遺産分割の方法
遺産分割(相続財産を各相続人のものにする)を行うには、遺言書で指定がない場合は、遺産分割協議を行い、どのように分けるのか決める必要があります。
遺産分割協議で決まらない場合は、家庭裁判所で調停・審判・裁判などで決めることも可能です。
各人が相続する財産については分割協議で決める場合、法定相続分が基準となりますが協議によって自由に決めることもできます。

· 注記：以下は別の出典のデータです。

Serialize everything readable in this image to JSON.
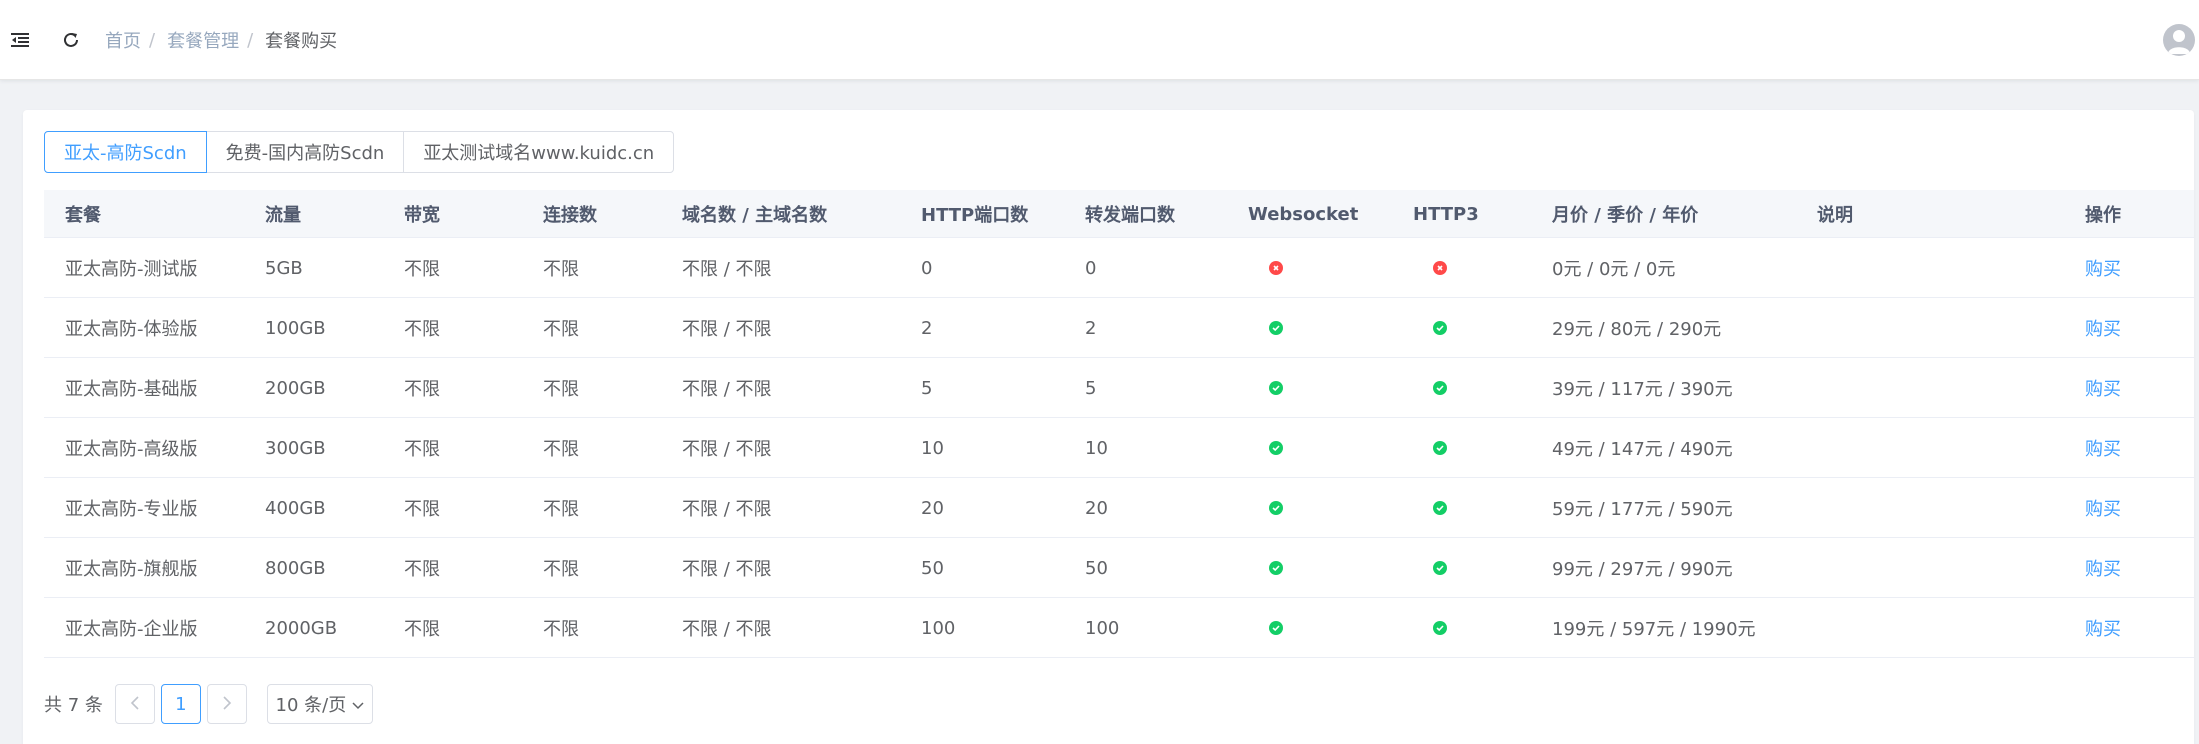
{
  "breadcrumb": [
    "首页",
    "套餐管理",
    "套餐购买"
  ],
  "tabs": [
    {
      "label": "亚太-高防Scdn",
      "active": true
    },
    {
      "label": "免费-国内高防Scdn",
      "active": false
    },
    {
      "label": "亚太测试域名www.kuidc.cn",
      "active": false
    }
  ],
  "table": {
    "headers": [
      "套餐",
      "流量",
      "带宽",
      "连接数",
      "域名数 / 主域名数",
      "HTTP端口数",
      "转发端口数",
      "Websocket",
      "HTTP3",
      "月价 / 季价 / 年价",
      "说明",
      "操作"
    ],
    "rows": [
      {
        "name": "亚太高防-测试版",
        "traffic": "5GB",
        "bandwidth": "不限",
        "connections": "不限",
        "domains": "不限 / 不限",
        "http_ports": "0",
        "forward_ports": "0",
        "websocket": false,
        "http3": false,
        "price": "0元 / 0元 / 0元",
        "desc": "",
        "action": "购买"
      },
      {
        "name": "亚太高防-体验版",
        "traffic": "100GB",
        "bandwidth": "不限",
        "connections": "不限",
        "domains": "不限 / 不限",
        "http_ports": "2",
        "forward_ports": "2",
        "websocket": true,
        "http3": true,
        "price": "29元 / 80元 / 290元",
        "desc": "",
        "action": "购买"
      },
      {
        "name": "亚太高防-基础版",
        "traffic": "200GB",
        "bandwidth": "不限",
        "connections": "不限",
        "domains": "不限 / 不限",
        "http_ports": "5",
        "forward_ports": "5",
        "websocket": true,
        "http3": true,
        "price": "39元 / 117元 / 390元",
        "desc": "",
        "action": "购买"
      },
      {
        "name": "亚太高防-高级版",
        "traffic": "300GB",
        "bandwidth": "不限",
        "connections": "不限",
        "domains": "不限 / 不限",
        "http_ports": "10",
        "forward_ports": "10",
        "websocket": true,
        "http3": true,
        "price": "49元 / 147元 / 490元",
        "desc": "",
        "action": "购买"
      },
      {
        "name": "亚太高防-专业版",
        "traffic": "400GB",
        "bandwidth": "不限",
        "connections": "不限",
        "domains": "不限 / 不限",
        "http_ports": "20",
        "forward_ports": "20",
        "websocket": true,
        "http3": true,
        "price": "59元 / 177元 / 590元",
        "desc": "",
        "action": "购买"
      },
      {
        "name": "亚太高防-旗舰版",
        "traffic": "800GB",
        "bandwidth": "不限",
        "connections": "不限",
        "domains": "不限 / 不限",
        "http_ports": "50",
        "forward_ports": "50",
        "websocket": true,
        "http3": true,
        "price": "99元 / 297元 / 990元",
        "desc": "",
        "action": "购买"
      },
      {
        "name": "亚太高防-企业版",
        "traffic": "2000GB",
        "bandwidth": "不限",
        "connections": "不限",
        "domains": "不限 / 不限",
        "http_ports": "100",
        "forward_ports": "100",
        "websocket": true,
        "http3": true,
        "price": "199元 / 597元 / 1990元",
        "desc": "",
        "action": "购买"
      }
    ]
  },
  "pagination": {
    "total": "共 7 条",
    "current_page": "1",
    "page_size": "10 条/页"
  },
  "colors": {
    "accent": "#409eff",
    "ok": "#13ce66",
    "no": "#ff4949"
  },
  "icons": {
    "hamburger": "menu-fold-icon",
    "refresh": "refresh-icon",
    "avatar": "user-avatar-icon",
    "ok": "check-circle-icon",
    "no": "close-circle-icon"
  }
}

例えば、相続人が、配偶者、子供3名という構成の場合、法定相続分は
配偶者 2分の1
長男 6分の1
長女 6分の1
次男 6分の1
となりますが、協議によって配偶者が全ての財産を相続することも可能ですし、現在住んでいる建物の名義を配偶者にして、預貯金を子供で分けるというように分割することも可能です。
協議を行う場合、お亡くなりになられた方(被相続人)がどのように分けてほしいと思っていたのかということを皆さんで思い出しながらできるだけ故人の意思を汲み取った形にするのが一番だと思います。
ただ、どうしても故人の意思がわからないことが多いので、そういった場合は、各相続人で話し合って決めるしかありません。その際には、法定相続分を参考にしながら被相続人との関係や事情(長年介護をしてきたとか一緒に家業を盛り立てていた)などを考慮して決めると良いでしょう。